One of the topics which raises the biggest uncertainties is tracking. GDPR is not a regulation aimed at the online industry, let alone the online marketing industry. It has nothing to say about tracking specifically. However, that does not mean business as usual for tracking. Particularly the prohibition of storing data that can identify a person indirectly will have consequences for common tracking practices. Even the ID of a simple cookie used to track an ad impression or a click on a banner might be considered data that allows indirect identification.
As pointed out by MarTech, ‘legitimate interest’ is not the get-out-of-jail-free card to get any data you need for tracking. Your legitimate business interest has to be weighed against the interest of the person involved. Which interest will be heavier will probably be defined in court, but waiting for this moment is not something most online marketing companies will see as a fruitful strategy.
The good news is that there actually are things you can do. Publishers and advertisers can start to ask users to consent to tracking proactively, and companies providing tracking technology can implement solutions which support them in doing so. But there is an even simpler solution to avoid data privacy issues: start respecting the do-not-track header in the browser settings of consumers.

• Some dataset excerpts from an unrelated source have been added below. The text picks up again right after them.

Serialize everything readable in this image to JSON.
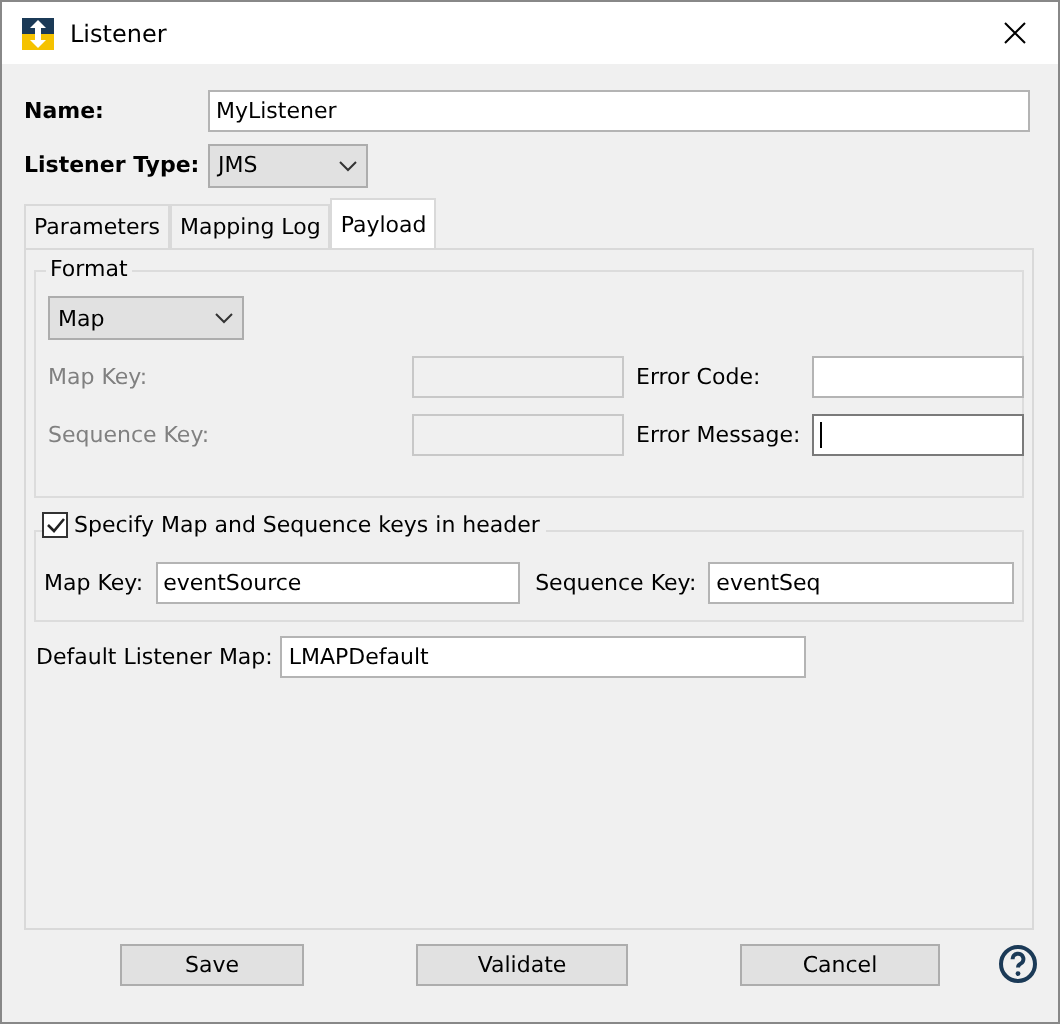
{
  "window": {
    "title": "Listener"
  },
  "name": {
    "label": "Name:",
    "value": "MyListener"
  },
  "listener_type": {
    "label": "Listener Type:",
    "value": "JMS"
  },
  "tabs": [
    {
      "label": "Parameters",
      "selected": false
    },
    {
      "label": "Mapping Log",
      "selected": false
    },
    {
      "label": "Payload",
      "selected": true
    }
  ],
  "format": {
    "title": "Format",
    "value": "Map",
    "fields": [
      {
        "label": "Map Key:",
        "disabled": true,
        "focused": false
      },
      {
        "label": "Error Code:",
        "disabled": false,
        "focused": false
      },
      {
        "label": "Sequence Key:",
        "disabled": true,
        "focused": false
      },
      {
        "label": "Error Message:",
        "disabled": false,
        "focused": true
      }
    ]
  },
  "header_keys": {
    "label": "Specify Map and Sequence keys in header",
    "checked": true,
    "fields": [
      {
        "label": "Map Key:",
        "value": "eventSource"
      },
      {
        "label": "Sequence Key:",
        "value": "eventSeq"
      }
    ]
  },
  "default_listener_map": {
    "label": "Default Listener Map:",
    "value": "LMAPDefault"
  },
  "buttons": [
    "Save",
    "Validate",
    "Cancel"
  ]
}
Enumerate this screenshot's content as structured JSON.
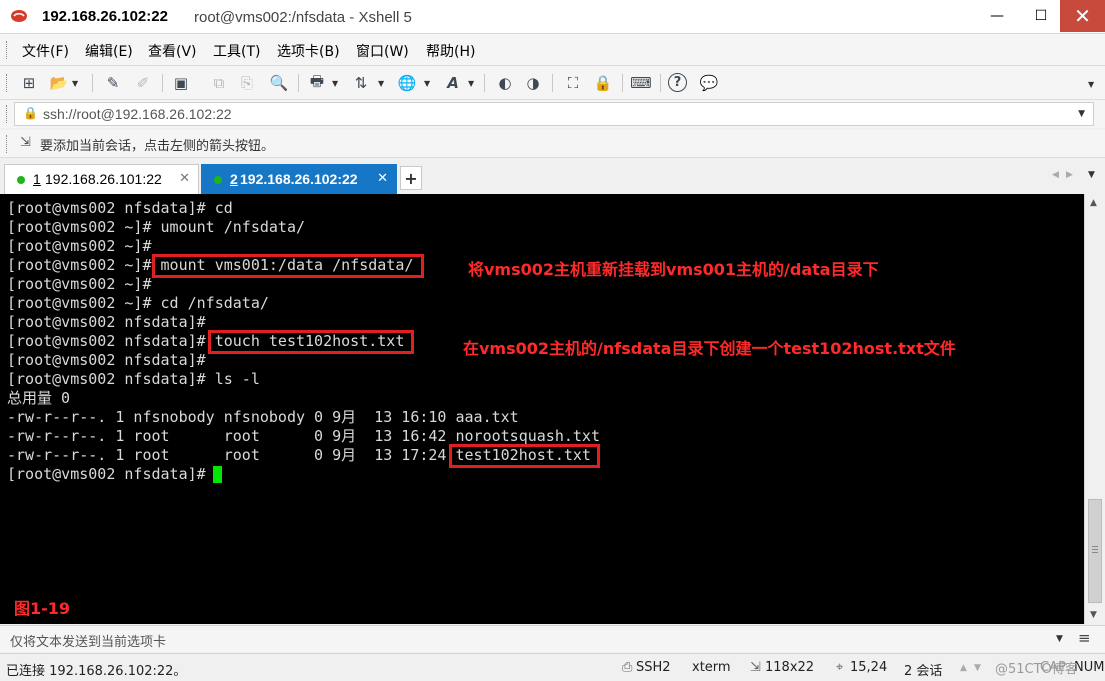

The do-not-track option was introduced by Microsoft for Internet Explorer in 2010 and was soon adopted by other browser services, including mobile ones. The idea behind the header is simple: it informs any website that the user of the browser does not want to be tracked, i.e. data on her or his behaviour should not be stored. Any tracking technology on the website could use this information to disable itself – could because very few tracking technology providers actually honour this.
Nevertheless, the do-not-track header is a very straightforward statement from the side of the consumer. GDPR may not mention it, but being all about consent, it goes against the grain of the regulation to ignore it. Naturally, respecting the do-not-track header will have an impact on business. Usage varies from browser to browser, but according to online privacy organisation Baycloud Systems, 10.5% of all browser users have activated the do-not-track header by default. Especially advertising companies with performance-based business models will suffer from this.
However, business models can be adjusted, while GDPR cannot. The online marketing industry has a clear choice to make. Either it tries to maintain its current practice and risk facing a lot of legal repercussions and controversies, or it takes GDPR as an opportunity to take people’s concern about data privacy seriously and adjust practices accordingly. The main job for technology companies is to enable these practices and develop tracking solutions that are consent-based. Respecting do-not-track headers is not the magic key, but it is a damn good start.